Mechanisms of Protein Folding

The protein folding problem has been the major research focus of our group for many years. Over these years we have made multiple seminal contributions, including: the experimental identification of downhill folding (Garcia Mira Science 2002); first measurement of the nanosecond dynamics of hydrophobic collapse (Sadqi PNAS 2003), the identification of scaling effects in folding rates (Naganathan & Munoz JACS 2005), unfolding rates and protein stability (De Sancho JACS 2008); development of analytical methods to determine the thermodynamic barriers to protein folding from differential scanning calorimetry (Munoz PNAS 2004, Naganathan et al JACS 2005, Naganathan PCCP 2011); the experimental characterization of primordial protein folding (Sadqi PNAS 2009); the identification of universal rules defining the energetics of folding transition states (Naganathan PNAS 2010); the development of NMR based methods to map out folding interactions networks (Sadqi Nature 2006, Sborgi JACS 2015); the development of microsecond-resolution single-molecule fluorescence methods to monitor protein folding (Campos Nature Methods 2011, Ramanathan J. Phys. Chem. 2015, Wang Methods in Enzymology 2016); the observation of one-state downhill folding using single-molecule fluorescence detection (Liu PNAS 2012); and the detection of multiple heterogeneous mechanical unfolding pathways on an otherwise two-state folding protein (Schoenfelder Nature Communications 2016).
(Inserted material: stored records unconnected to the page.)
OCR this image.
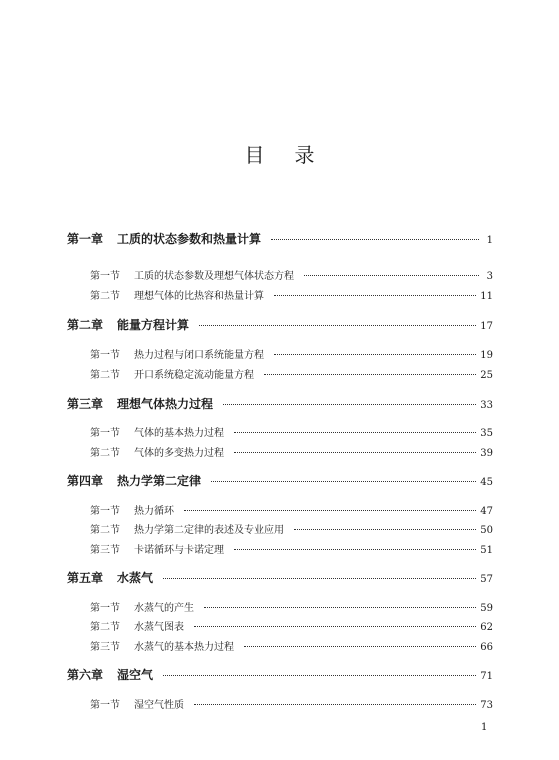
目录
第一章	工质的状态参数和热量计算	1
第一节	工质的状态参数及理想气体状态方程	3
第二节	理想气体的比热容和热量计算	11
第二章	能量方程计算	17
第一节	热力过程与闭口系统能量方程	19
第二节	开口系统稳定流动能量方程	25
第三章	理想气体热力过程	33
第一节	气体的基本热力过程	35
第二节	气体的多变热力过程	39
第四章	热力学第二定律	45
第一节	热力循环	47
第二节	热力学第二定律的表述及专业应用	50
第三节	卡诺循环与卡诺定理	51
第五章	水蒸气	57
第一节	水蒸气的产生	59
第二节	水蒸气图表	62
第三节	水蒸气的基本热力过程	66
第六章	湿空气	71
第一节	湿空气性质	73
1
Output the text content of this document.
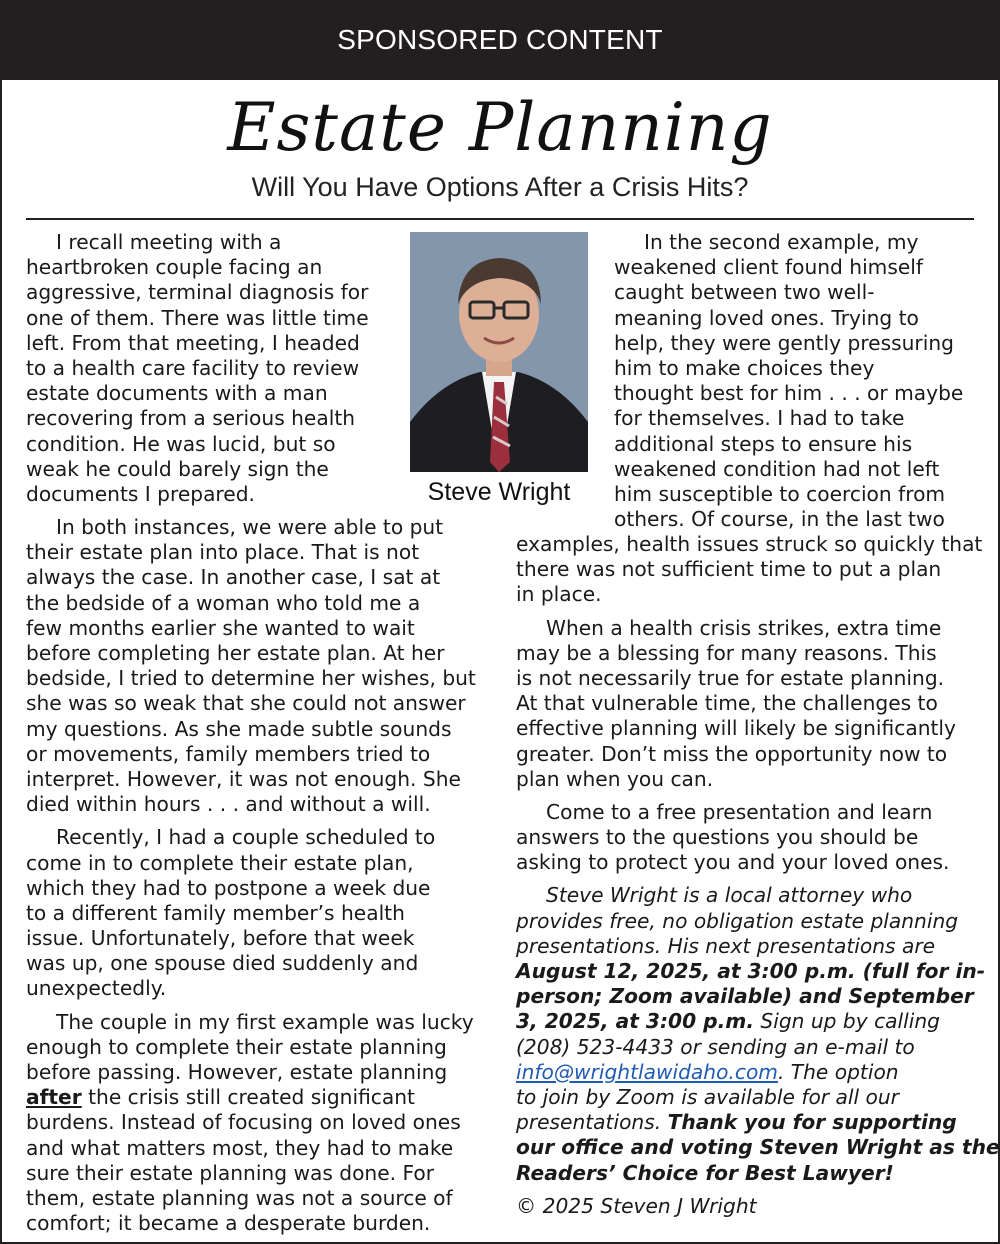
SPONSORED CONTENT
Estate Planning
Will You Have Options After a Crisis Hits?
Steve Wright
I recall meeting with a
heartbroken couple facing an
aggressive, terminal diagnosis for
one of them. There was little time
left. From that meeting, I headed
to a health care facility to review
estate documents with a man
recovering from a serious health
condition. He was lucid, but so
weak he could barely sign the
documents I prepared.
In both instances, we were able to put
their estate plan into place. That is not
always the case. In another case, I sat at
the bedside of a woman who told me a
few months earlier she wanted to wait
before completing her estate plan. At her
bedside, I tried to determine her wishes, but
she was so weak that she could not answer
my questions. As she made subtle sounds
or movements, family members tried to
interpret. However, it was not enough. She
died within hours . . . and without a will.
Recently, I had a couple scheduled to
come in to complete their estate plan,
which they had to postpone a week due
to a different family member’s health
issue. Unfortunately, before that week
was up, one spouse died suddenly and
unexpectedly.
The couple in my first example was lucky
enough to complete their estate planning
before passing. However, estate planning
after the crisis still created significant
burdens. Instead of focusing on loved ones
and what matters most, they had to make
sure their estate planning was done. For
them, estate planning was not a source of
comfort; it became a desperate burden.
In the second example, my
weakened client found himself
caught between two well-
meaning loved ones. Trying to
help, they were gently pressuring
him to make choices they
thought best for him . . . or maybe
for themselves. I had to take
additional steps to ensure his
weakened condition had not left
him susceptible to coercion from
others. Of course, in the last two
examples, health issues struck so quickly that
there was not sufficient time to put a plan
in place.
When a health crisis strikes, extra time
may be a blessing for many reasons. This
is not necessarily true for estate planning.
At that vulnerable time, the challenges to
effective planning will likely be significantly
greater. Don’t miss the opportunity now to
plan when you can.
Come to a free presentation and learn
answers to the questions you should be
asking to protect you and your loved ones.
Steve Wright is a local attorney who
provides free, no obligation estate planning
presentations. His next presentations are
August 12, 2025, at 3:00 p.m. (full for in-
person; Zoom available) and September
3, 2025, at 3:00 p.m. Sign up by calling
(208) 523-4433 or sending an e-mail to
info@wrightlawidaho.com. The option
to join by Zoom is available for all our
presentations. Thank you for supporting
our office and voting Steven Wright as the
Readers’ Choice for Best Lawyer!
© 2025 Steven J Wright
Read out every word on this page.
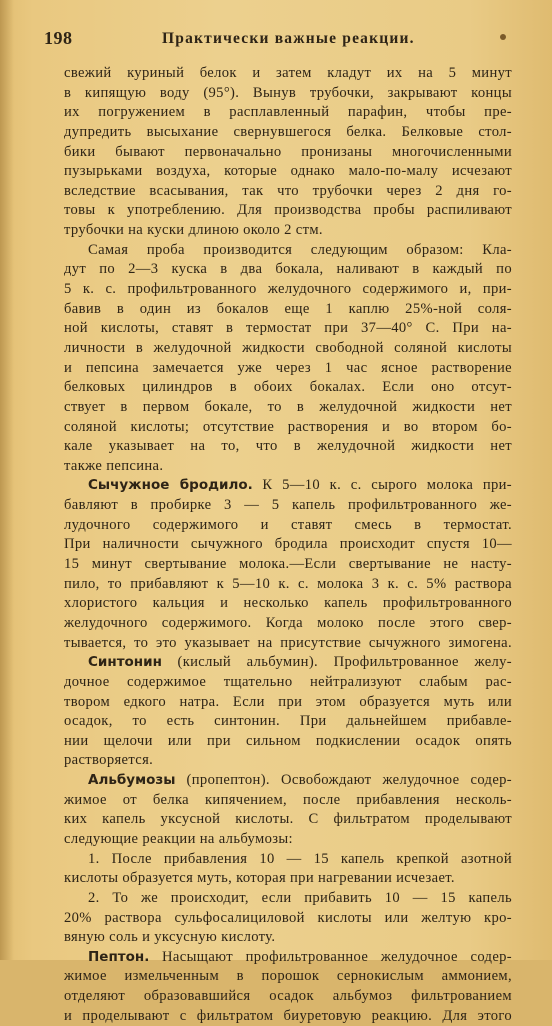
198	Практически важные реакции.
свежий куриный белок и затем кладут их на 5 минут
в кипящую воду (95°). Вынув трубочки, закрывают концы
их погружением в расплавленный парафин, чтобы пре-
дупредить высыхание свернувшегося белка. Белковые стол-
бики бывают первоначально пронизаны многочисленными
пузырьками воздуха, которые однако мало-по-малу исчезают
вследствие всасывания, так что трубочки через 2 дня го-
товы к употреблению. Для производства пробы распиливают
трубочки на куски длиною около 2 стм.
Самая проба производится следующим образом: Кла-
дут по 2—3 куска в два бокала, наливают в каждый по
5 к. с. профильтрованного желудочного содержимого и, при-
бавив в один из бокалов еще 1 каплю 25%-ной соля-
ной кислоты, ставят в термостат при 37—40° С. При на-
личности в желудочной жидкости свободной соляной кислоты
и пепсина замечается уже через 1 час ясное растворение
белковых цилиндров в обоих бокалах. Если оно отсут-
ствует в первом бокале, то в желудочной жидкости нет
соляной кислоты; отсутствие растворения и во втором бо-
кале указывает на то, что в желудочной жидкости нет
также пепсина.
Сычужное бродило. К 5—10 к. с. сырого молока при-
бавляют в пробирке 3 — 5 капель профильтрованного же-
лудочного содержимого и ставят смесь в термостат.
При наличности сычужного бродила происходит спустя 10—
15 минут свертывание молока.—Если свертывание не насту-
пило, то прибавляют к 5—10 к. с. молока 3 к. с. 5% раствора
хлористого кальция и несколько капель профильтрованного
желудочного содержимого. Когда молоко после этого свер-
тывается, то это указывает на присутствие сычужного зимогена.
Синтонин (кислый альбумин). Профильтрованное желу-
дочное содержимое тщательно нейтрализуют слабым рас-
твором едкого натра. Если при этом образуется муть или
осадок, то есть синтонин. При дальнейшем прибавле-
нии щелочи или при сильном подкислении осадок опять
растворяется.
Альбумозы (пропептон). Освобождают желудочное содер-
жимое от белка кипячением, после прибавления несколь-
ких капель уксусной кислоты. С фильтратом проделывают
следующие реакции на альбумозы:
1. После прибавления 10 — 15 капель крепкой азотной
кислоты образуется муть, которая при нагревании исчезает.
2. То же происходит, если прибавить 10 — 15 капель
20% раствора сульфосалициловой кислоты или желтую кро-
вяную соль и уксусную кислоту.
Пептон. Насыщают профильтрованное желудочное содер-
жимое измельченным в порошок сернокислым аммонием,
отделяют образовавшийся осадок альбумоз фильтрованием
и проделывают с фильтратом биуретовую реакцию. Для этого
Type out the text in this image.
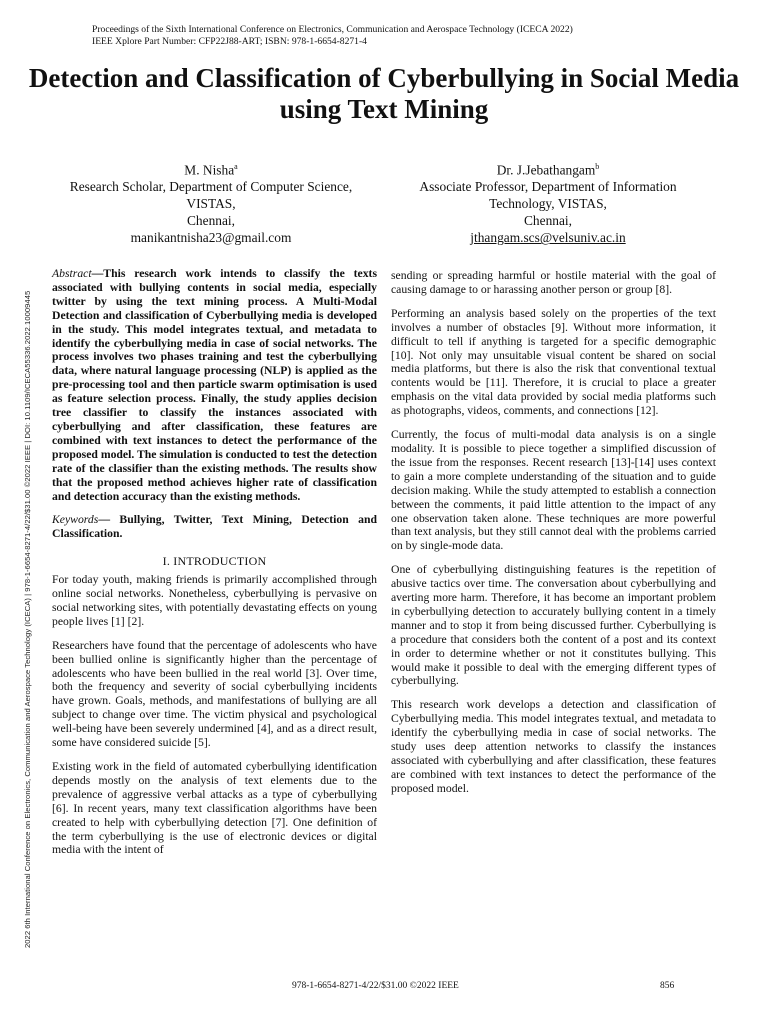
Proceedings of the Sixth International Conference on Electronics, Communication and Aerospace Technology (ICECA 2022)
IEEE Xplore Part Number: CFP22J88-ART; ISBN: 978-1-6654-8271-4
2022 6th International Conference on Electronics, Communication and Aerospace Technology (ICECA) | 978-1-6654-8271-4/22/$31.00 ©2022 IEEE | DOI: 10.1109/ICECA55336.2022.10009445
Detection and Classification of Cyberbullying in Social Media using Text Mining
M. Nisha$^a$
Research Scholar, Department of Computer Science, VISTAS,
Chennai,
manikantnisha23@gmail.com
Dr. J.Jebathangam$^b$
Associate Professor, Department of Information Technology, VISTAS,
Chennai,
jthangam.scs@velsuniv.ac.in

Abstract—This research work intends to classify the texts associated with bullying contents in social media, especially twitter by using the text mining process. A Multi-Modal Detection and classification of Cyberbullying media is developed in the study. This model integrates textual, and metadata to identify the cyberbullying media in case of social networks. The process involves two phases training and test the cyberbullying data, where natural language processing (NLP) is applied as the pre-processing tool and then particle swarm optimisation is used as feature selection process. Finally, the study applies decision tree classifier to classify the instances associated with cyberbullying and after classification, these features are combined with text instances to detect the performance of the proposed model. The simulation is conducted to test the detection rate of the classifier than the existing methods. The results show that the proposed method achieves higher rate of classification and detection accuracy than the existing methods.

Keywords— Bullying, Twitter, Text Mining, Detection and Classification.

I. INTRODUCTION

For today youth, making friends is primarily accomplished through online social networks. Nonetheless, cyberbullying is pervasive on social networking sites, with potentially devastating effects on young people lives [1] [2].

Researchers have found that the percentage of adolescents who have been bullied online is significantly higher than the percentage of adolescents who have been bullied in the real world [3]. Over time, both the frequency and severity of social cyberbullying incidents have grown. Goals, methods, and manifestations of bullying are all subject to change over time. The victim physical and psychological well-being have been severely undermined [4], and as a direct result, some have considered suicide [5].

Existing work in the field of automated cyberbullying identification depends mostly on the analysis of text elements due to the prevalence of aggressive verbal attacks as a type of cyberbullying [6]. In recent years, many text classification algorithms have been created to help with cyberbullying detection [7]. One definition of the term cyberbullying is the use of electronic devices or digital media with the intent of

sending or spreading harmful or hostile material with the goal of causing damage to or harassing another person or group [8].

Performing an analysis based solely on the properties of the text involves a number of obstacles [9]. Without more information, it difficult to tell if anything is targeted for a specific demographic [10]. Not only may unsuitable visual content be shared on social media platforms, but there is also the risk that conventional textual contents would be [11]. Therefore, it is crucial to place a greater emphasis on the vital data provided by social media platforms such as photographs, videos, comments, and connections [12].

Currently, the focus of multi-modal data analysis is on a single modality. It is possible to piece together a simplified discussion of the issue from the responses. Recent research [13]-[14] uses context to gain a more complete understanding of the situation and to guide decision making. While the study attempted to establish a connection between the comments, it paid little attention to the impact of any one observation taken alone. These techniques are more powerful than text analysis, but they still cannot deal with the problems carried on by single-mode data.

One of cyberbullying distinguishing features is the repetition of abusive tactics over time. The conversation about cyberbullying and averting more harm. Therefore, it has become an important problem in cyberbullying detection to accurately bullying content in a timely manner and to stop it from being discussed further. Cyberbullying is a procedure that considers both the content of a post and its context in order to determine whether or not it constitutes bullying. This would make it possible to deal with the emerging different types of cyberbullying.

This research work develops a detection and classification of Cyberbullying media. This model integrates textual, and metadata to identify the cyberbullying media in case of social networks. The study uses deep attention networks to classify the instances associated with cyberbullying and after classification, these features are combined with text instances to detect the performance of the proposed model.

978-1-6654-8271-4/22/$31.00 ©2022 IEEE	856
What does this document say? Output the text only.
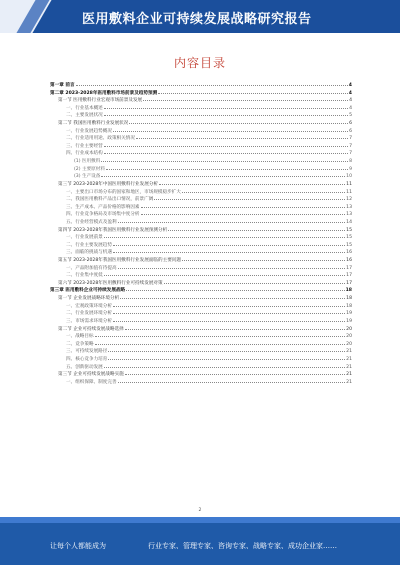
医用敷料企业可持续发展战略研究报告
内容目录
第一章 前言	4
第二章 2023-2028年医用敷料市场前景及趋势预测	4
第一节 医用敷料行业宏观市场前景及发展	4
一、行业基本概述	4
二、主要发展状况	5
第二节 我国医用敷料行业发展状况	6
一、行业发展趋势概况	6
二、行业适用用途、政策相关情况	7
三、行业主要经营	7
四、行业成本结构	7
(1) 医用敷料	8
(2) 主要原材料	9
(3) 生产设备	10
第三节 2023-2028年中国医用敷料行业发展分析	11
一、主要出口市场分布的国家和地区，市场规模稳步扩大	11
二、我国医用敷料产品出口情况，前景广阔	12
三、生产成本、产品价格的影响因素	13
四、行业竞争格局及市场集中度分析	13
五、行业经营模式及盈利	14
第四节 2023-2028年我国医用敷料行业发展预测分析	15
一、行业发展前景	15
二、行业主要发展趋势	15
三、面临的挑战与机遇	16
第五节 2023-2028年我国医用敷料行业发展面临的主要问题	16
一、产品附加值有待提高	17
二、行业集中度低	17
第六节 2023-2028年医用敷料行业可持续发展对策	17
第三章 医用敷料企业可持续发展战略	18
第一节 企业发展战略环境分析	18
一、宏观政策环境分析	18
二、行业发展环境分析	19
三、市场需求环境分析	19
第二节 企业可持续发展战略选择	20
一、战略目标	20
二、竞争策略	20
三、可持续发展路径	21
四、核心竞争力培育	21
五、创新驱动发展	21
第三节 企业可持续发展战略实施	21
一、组织保障、制度完善	21
2
让每个人都能成为	行业专家、管理专家、咨询专家、战略专家、成功企业家……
One of our current interests in this area involve the application of NMR methods to measure the folding interaction networks of a catalogue of folding archetypes, which are single-domain proteins with elementary folding topologies, fast folding kinetics and marginally cooperative unfolding processes. Here we intend to address the question of what is the relationship between native fold and folding mechanism. We are combining our custom NMR experiments with computer simulations to obtain complementary mechanistic information and to use the experimental data as benchmarks for simulations. We are also developing new analytical methods to better understand the connections between chemical shifts (the key NMR parameter that provides folding information at the atomic level) and the broad ensembles of protein structures that are observed in folding experiments and are also the native state of downhill and intrinsically disordered proteins.

Another major thrust of our current research in protein folding is to be able to resolve experimentally the transition paths that a protein traverses while is folding or unfolding. The transition paths are the reactive segments of a folding trajectory in which the protein leaves one of its ground states (native or unfolded) to traverse the (un)folding free energy barrier. Transition paths are very interesting because they correspond exactly with the process of structure acquisition (or structural melting) and thus hold the keys to folding mechanisms. Transition paths are stochastic processes of individual molecules and thus being able to resolve them requires the application of single-molecule spectroscopic methods that have enough time-resolution (sub-microsecond). We are actively working in developing such methods using both single-molecule fluorescence microscopy or force spectroscopy, and would like to apply them to monitor the folding transition paths of the same catalogue of folding archetypes that we are studying by NMR.